Federal land worker threatened in Utah as conflict simmers
SALT LAKE CITY
SALT LAKE CITY (Reuters) - A pair of motorists in a pick-up truck brandished a firearm and flashed a threatening sign at a federal land management agent in Utah, officials said on Thursday, about a month after a widely-publicized armed standoff with a rancher.
There was no indication that the suspects in the incident on Tuesday were connected to supporters of Nevada rancher Cliven Bundy in a dispute over $1 million in grazing fees and the larger issue of federal control over public lands.
"Threats against Bureau of Land Management employees will not be tolerated, and we are pursuing this matter with local law enforcement," said Megan Crandall, spokeswoman for the bureau in Utah.
Crandall said a BLM employee was driving an agency vehicle on Interstate 15 near Nephi, about 90 miles south of Salt Lake City when two motorists whose faces were covered pulled alongside him and made an obscene gesture.
The suspects pulled away but returned minutes later, flashing a gun and a hand-scrawled sign that read: "You need to die," Crandall said.
She said the incident was reported to the Utah Highway Patrol but the BLM agent could not provide investigators with a license plate number because it appeared to be covered with duct tape.
The federal government controls huge swaths of land across the western states which often prevents state and local governments from using it.
In recent years the conservative state's rights advocates have pushed for taking back public lands.
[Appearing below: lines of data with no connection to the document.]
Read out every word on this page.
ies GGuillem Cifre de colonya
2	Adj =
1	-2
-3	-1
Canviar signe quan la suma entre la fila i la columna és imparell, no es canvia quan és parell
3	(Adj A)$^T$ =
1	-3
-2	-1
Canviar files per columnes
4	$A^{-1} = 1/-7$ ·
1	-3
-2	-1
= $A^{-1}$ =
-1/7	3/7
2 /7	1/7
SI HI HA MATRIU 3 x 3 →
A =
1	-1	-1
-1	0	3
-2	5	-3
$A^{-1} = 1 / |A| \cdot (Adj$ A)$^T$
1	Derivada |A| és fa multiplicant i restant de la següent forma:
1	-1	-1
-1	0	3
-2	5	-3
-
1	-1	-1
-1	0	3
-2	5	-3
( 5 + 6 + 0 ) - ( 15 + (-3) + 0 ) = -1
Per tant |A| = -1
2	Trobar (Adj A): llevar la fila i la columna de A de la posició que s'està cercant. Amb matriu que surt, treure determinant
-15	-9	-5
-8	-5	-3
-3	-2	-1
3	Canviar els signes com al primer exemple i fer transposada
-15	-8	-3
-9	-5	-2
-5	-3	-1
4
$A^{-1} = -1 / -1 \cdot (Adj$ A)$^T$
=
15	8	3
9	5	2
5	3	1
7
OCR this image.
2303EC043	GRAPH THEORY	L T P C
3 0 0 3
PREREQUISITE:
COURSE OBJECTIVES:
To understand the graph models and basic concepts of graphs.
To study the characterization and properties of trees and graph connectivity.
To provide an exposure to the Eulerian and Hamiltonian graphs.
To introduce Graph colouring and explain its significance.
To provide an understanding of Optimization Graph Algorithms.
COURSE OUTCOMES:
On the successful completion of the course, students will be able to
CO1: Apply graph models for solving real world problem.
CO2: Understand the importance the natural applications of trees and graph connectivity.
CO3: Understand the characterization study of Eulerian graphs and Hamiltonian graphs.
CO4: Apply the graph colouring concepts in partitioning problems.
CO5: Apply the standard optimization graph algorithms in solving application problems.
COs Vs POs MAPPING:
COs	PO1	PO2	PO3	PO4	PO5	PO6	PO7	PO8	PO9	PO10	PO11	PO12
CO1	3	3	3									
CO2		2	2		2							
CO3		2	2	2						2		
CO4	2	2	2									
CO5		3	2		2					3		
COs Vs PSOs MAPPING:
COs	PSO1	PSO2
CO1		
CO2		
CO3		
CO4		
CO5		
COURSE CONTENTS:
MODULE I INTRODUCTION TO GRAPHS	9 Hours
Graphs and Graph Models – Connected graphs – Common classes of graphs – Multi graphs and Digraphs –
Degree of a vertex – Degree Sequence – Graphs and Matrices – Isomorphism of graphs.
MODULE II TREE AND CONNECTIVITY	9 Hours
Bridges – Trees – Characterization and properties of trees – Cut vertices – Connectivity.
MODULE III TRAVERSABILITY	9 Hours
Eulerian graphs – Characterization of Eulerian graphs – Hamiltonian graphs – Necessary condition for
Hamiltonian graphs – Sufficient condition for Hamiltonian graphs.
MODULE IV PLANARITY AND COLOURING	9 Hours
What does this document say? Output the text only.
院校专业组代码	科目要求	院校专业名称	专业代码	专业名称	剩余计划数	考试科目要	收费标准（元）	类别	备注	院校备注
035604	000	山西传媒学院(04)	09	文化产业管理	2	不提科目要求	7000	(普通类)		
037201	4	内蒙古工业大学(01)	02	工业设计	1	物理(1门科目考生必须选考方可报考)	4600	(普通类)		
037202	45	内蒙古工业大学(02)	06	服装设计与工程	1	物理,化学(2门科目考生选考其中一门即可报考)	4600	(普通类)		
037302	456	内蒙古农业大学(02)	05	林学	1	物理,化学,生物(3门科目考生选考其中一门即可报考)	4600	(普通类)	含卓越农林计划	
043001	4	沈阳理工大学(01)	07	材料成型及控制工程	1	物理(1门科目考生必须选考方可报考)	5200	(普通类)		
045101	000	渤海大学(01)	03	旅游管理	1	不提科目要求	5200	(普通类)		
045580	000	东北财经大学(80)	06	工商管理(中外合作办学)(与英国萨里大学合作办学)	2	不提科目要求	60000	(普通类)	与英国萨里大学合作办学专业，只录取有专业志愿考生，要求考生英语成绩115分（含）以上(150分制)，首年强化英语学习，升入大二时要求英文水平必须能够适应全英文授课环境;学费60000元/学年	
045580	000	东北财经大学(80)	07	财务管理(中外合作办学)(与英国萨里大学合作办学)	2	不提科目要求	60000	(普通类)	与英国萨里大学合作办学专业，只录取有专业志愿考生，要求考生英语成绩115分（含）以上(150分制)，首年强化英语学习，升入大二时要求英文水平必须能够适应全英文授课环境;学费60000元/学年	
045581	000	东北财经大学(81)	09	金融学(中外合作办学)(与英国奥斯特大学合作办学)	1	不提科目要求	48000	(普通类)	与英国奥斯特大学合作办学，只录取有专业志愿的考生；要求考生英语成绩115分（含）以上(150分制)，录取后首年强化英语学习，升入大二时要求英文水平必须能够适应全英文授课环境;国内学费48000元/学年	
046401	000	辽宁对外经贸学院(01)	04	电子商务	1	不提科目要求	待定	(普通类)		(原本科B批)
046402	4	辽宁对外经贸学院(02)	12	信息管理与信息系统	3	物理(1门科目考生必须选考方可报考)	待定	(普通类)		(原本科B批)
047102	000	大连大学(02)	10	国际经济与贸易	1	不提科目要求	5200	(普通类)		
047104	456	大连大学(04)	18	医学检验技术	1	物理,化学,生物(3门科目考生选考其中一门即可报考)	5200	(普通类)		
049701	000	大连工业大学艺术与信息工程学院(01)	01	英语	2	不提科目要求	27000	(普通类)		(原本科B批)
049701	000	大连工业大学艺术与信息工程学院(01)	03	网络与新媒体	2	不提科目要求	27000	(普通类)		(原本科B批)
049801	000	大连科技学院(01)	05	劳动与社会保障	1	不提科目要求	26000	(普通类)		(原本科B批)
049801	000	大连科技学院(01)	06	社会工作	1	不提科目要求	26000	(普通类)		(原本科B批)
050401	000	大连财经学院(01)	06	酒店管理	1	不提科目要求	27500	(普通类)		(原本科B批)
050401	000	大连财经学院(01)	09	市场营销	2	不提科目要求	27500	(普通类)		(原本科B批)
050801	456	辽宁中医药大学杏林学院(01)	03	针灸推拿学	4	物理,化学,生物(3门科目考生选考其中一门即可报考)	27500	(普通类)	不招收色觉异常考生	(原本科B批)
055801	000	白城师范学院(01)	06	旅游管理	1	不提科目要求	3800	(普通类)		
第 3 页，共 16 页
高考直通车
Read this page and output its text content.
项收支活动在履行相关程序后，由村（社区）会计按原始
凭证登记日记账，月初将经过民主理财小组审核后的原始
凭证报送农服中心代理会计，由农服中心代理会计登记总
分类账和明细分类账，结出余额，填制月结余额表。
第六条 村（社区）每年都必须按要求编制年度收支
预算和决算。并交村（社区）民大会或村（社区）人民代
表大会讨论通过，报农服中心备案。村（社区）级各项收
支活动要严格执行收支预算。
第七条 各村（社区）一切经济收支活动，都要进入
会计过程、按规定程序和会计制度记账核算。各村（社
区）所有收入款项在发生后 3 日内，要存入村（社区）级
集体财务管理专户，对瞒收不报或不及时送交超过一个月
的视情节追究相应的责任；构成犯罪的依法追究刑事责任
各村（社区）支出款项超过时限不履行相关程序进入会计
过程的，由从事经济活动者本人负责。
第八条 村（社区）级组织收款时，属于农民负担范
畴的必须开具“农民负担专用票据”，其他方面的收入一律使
In Utah more than 60 percent of all public lands are under federal control.
"This type of intimidation is unacceptable and must be dealt with immediately. Unchecked militia groups are setting a precedent for lawlessness in the American West, and it is repugnant that this menacing behavior is spreading," U.S. Representative Steve Horsford said in a written statement.
"No individual should fear for their life just because they showed up to work. If elected officials remain silent about this appalling behavior, they are tacitly condoning it. We need to push for this to stop before somebody gets hurt," he said.
Frustration with the BLM has mounted across Utah. A coalition of Utah ranchers have sued the agency for failing to manage the wild horse population and one central Utah county has said it would conduct its own roundup if the BLM fails to act.